How AI can transform urban transport into sustainable MaaS systems

Artificial intelligence is emerging as a transformative tool for reshaping urban transportation, with new research highlighting both its potential and limitations. A team of scholars has conducted a systematic review of AI’s role in advancing sustainable and intelligent mobility solutions.

Their article, “Artificial Intelligence Applications for Smart and Sustainable Mobility as a Service Concept: A Systematic Literature Review,” published in Future Transportation, examines how machine learning, deep learning, and big data techniques are being applied to the concept of Mobility as a Service (MaaS). By reviewing 49 peer-reviewed studies published between 2020 and 2024, the authors provide one of the most comprehensive analyses to date of how AI is shaping the future of mobility ecosystems.
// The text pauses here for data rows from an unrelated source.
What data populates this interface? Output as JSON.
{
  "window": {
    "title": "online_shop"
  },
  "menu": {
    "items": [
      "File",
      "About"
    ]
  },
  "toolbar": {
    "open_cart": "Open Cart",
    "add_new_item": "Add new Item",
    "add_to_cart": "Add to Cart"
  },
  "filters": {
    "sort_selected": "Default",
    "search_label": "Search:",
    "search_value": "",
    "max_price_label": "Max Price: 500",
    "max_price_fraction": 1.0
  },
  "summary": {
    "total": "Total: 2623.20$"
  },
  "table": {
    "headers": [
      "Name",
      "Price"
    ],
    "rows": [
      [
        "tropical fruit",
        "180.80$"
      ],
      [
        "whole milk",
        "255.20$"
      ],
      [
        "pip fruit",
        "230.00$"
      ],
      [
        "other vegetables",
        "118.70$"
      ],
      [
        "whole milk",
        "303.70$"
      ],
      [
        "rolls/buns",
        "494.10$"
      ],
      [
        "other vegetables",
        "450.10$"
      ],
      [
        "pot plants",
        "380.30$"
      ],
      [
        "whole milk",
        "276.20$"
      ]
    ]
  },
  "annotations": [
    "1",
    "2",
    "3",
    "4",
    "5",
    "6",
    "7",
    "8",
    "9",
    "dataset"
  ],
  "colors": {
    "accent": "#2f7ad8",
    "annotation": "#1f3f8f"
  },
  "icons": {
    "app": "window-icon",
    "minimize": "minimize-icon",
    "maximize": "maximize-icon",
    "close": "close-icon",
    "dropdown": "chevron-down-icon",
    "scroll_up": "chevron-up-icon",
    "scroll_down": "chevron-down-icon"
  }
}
How is AI being applied across different MaaS integration levels?

The review structures AI applications around four levels of MaaS integration: basic, intermediate, advanced, and full.

At the basic level, machine learning algorithms and optimization models dominate. These tools are used for route planning, ride-sharing optimization, and the integration of basic multimodal options. Their focus is on improving efficiency while reducing costs for providers and users.

The intermediate level introduces greater sophistication, with demand forecasting, booking systems, and pricing optimization supported by long short-term memory networks, convolutional models, and ensemble learning. These approaches aim to align supply with fluctuating demand patterns while offering more accurate pricing strategies.

At the advanced level, deep learning and reinforcement learning are applied for real-time personalization, dynamic pricing, and multimodal coordination. These models enable transport systems to adapt quickly to changing conditions, providing personalized travel options and supporting seamless coordination across different modes of transport.

The full integration level extends beyond operational efficiency, incorporating blockchain, federated learning, and privacy-preserving AI. These technologies address security, transparency, and data protection while promoting equity and sustainability. The review emphasizes that full integration is still in its early stages, with practical implementation limited to pilot projects and research prototypes.

What challenges and gaps remain in AI-driven MaaS?

The study also sheds light on the significant barriers to the widespread adoption of AI in mobility ecosystems. A major concern is governance and inclusivity. Most existing MaaS–AI applications are concentrated in developed economies, leaving emerging markets underexplored. Without greater geographic diversity in research and implementation, global inequalities in mobility innovation are likely to persist.

Data governance also presents a challenge. AI systems require vast amounts of data, raising issues around privacy, ownership, and consent. While techniques like federated learning offer potential solutions, regulatory frameworks remain underdeveloped. Inconsistent standards risk undermining trust among users and service providers.

Another gap lies in explainability. Many advanced AI models operate as “black boxes,” producing outputs that are difficult to interpret. This lack of transparency can limit trust, particularly when systems are tasked with sensitive decisions such as pricing, service prioritization, or accessibility.

Finally, sustainability and equity are recurring concerns. While AI can improve efficiency and reduce environmental impacts, there is limited research on how these technologies can be deployed to serve disadvantaged groups or reduce carbon emissions in a socially just way. The review calls for a stronger focus on designing MaaS systems that are not only technologically advanced but also socially inclusive and environmentally sustainable.

What directions should future research and policy take?

The study recommends several directions for future research and policy. A priority is advancing explainable AI methods that make decision-making transparent and understandable to stakeholders. This will be essential for building trust and ensuring accountability in MaaS applications.

The study also emphasizes the importance of next-generation computing technologies. Edge computing, which processes data closer to the source, could reduce latency and improve real-time decision-making. Quantum computing, still at a nascent stage, offers the potential to solve complex optimization problems that are beyond the capacity of current systems.

From a policy perspective, the review calls for comprehensive governance frameworks to regulate data use, protect privacy, and ensure fair access. These frameworks must be adaptive, keeping pace with rapidly evolving AI technologies while safeguarding user rights.

The authors stress the need for cross-sector collaboration. Building sustainable MaaS ecosystems will require partnerships between governments, private companies, and research institutions. Pilot projects in diverse contexts, particularly in emerging economies, could generate critical insights into how AI-driven MaaS can be adapted to different infrastructural and cultural environments.